MONEY raised at a Hereford carol concert is helping to feed destitute and disadvantaged street children of a deprived area of Johannesburg, South Africa.

Profits from the Hereford Wye Valley Club’s annual All Saints Church Christmas concert have been sent to the Hillbrow Rotary Club in the South African city as part of a joint initiative to alleviate the poverty of the children living ‘rough’ in their area and to assist in keeping them out of the clutches of drug, crime and prostitution barons.

The New Nations School, a Johannesburg school set up to cater for the special needs of potential pupils living on the streets, has been a life-saver for thousands of children.

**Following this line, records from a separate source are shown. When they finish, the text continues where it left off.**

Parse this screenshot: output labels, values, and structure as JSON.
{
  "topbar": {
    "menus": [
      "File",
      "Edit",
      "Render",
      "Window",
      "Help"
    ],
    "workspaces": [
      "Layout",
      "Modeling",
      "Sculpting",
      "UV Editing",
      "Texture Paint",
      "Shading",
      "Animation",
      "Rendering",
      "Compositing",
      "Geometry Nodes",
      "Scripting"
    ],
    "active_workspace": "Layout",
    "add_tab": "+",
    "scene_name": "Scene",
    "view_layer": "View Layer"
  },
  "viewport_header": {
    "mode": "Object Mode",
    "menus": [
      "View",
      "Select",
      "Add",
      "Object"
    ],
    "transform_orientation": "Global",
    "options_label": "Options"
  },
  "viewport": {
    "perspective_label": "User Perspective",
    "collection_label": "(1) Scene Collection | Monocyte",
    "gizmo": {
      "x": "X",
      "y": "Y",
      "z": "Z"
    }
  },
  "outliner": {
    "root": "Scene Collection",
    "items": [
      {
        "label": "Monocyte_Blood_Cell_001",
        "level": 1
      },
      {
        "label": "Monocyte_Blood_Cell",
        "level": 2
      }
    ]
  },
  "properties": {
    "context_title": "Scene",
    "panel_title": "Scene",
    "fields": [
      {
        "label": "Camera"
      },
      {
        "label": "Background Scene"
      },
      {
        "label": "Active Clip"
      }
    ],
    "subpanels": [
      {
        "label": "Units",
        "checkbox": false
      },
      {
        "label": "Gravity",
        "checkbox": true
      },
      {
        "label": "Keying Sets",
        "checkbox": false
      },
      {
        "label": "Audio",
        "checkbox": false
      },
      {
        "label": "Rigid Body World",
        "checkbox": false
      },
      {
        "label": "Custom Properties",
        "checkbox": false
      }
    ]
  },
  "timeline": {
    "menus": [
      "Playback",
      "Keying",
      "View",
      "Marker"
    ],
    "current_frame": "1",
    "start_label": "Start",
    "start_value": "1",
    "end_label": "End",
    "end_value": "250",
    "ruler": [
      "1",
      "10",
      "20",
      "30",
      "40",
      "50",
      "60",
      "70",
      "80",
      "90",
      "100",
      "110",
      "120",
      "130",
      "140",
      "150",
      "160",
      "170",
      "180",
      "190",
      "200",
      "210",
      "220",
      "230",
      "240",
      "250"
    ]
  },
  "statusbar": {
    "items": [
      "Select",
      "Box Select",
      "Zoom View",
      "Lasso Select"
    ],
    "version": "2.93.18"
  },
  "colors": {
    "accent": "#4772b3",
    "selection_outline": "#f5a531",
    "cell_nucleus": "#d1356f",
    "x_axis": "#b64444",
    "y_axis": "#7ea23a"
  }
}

The school, run with a minimum of government support, aims to give children attending a basic education, supplemented with food and sustenance. It also serves to keep the mainly destitute children away from the drugs, crime and prostitution racketeers that thrive in the inner city area.

Many charities support this school, but Rotary International, in conjunction with the United Sisterhood organisation, supply hot food daily and assist with homework, giving encouragement, counselling and support to the pupils.

The Hereford Wye Valley cash (which attracted further support from the Rotary Charity Foundation) will supply over 16,000 hot meals for the 900 children who regularly attend and further supplies of fresh fruit. The South African government gives enough money to the school for one slice of bread a day per child.

The children are all ‘street children’ who live in shelters and squatter camps – Twilight, Streetwise, Paradise, Hope etc. They are encouraged to attend school by being given one good hot meal a day, five days a week, during the school term. School attendance has improved dramatically because of the food and school performance has been immeasurably enhanced by the attendance.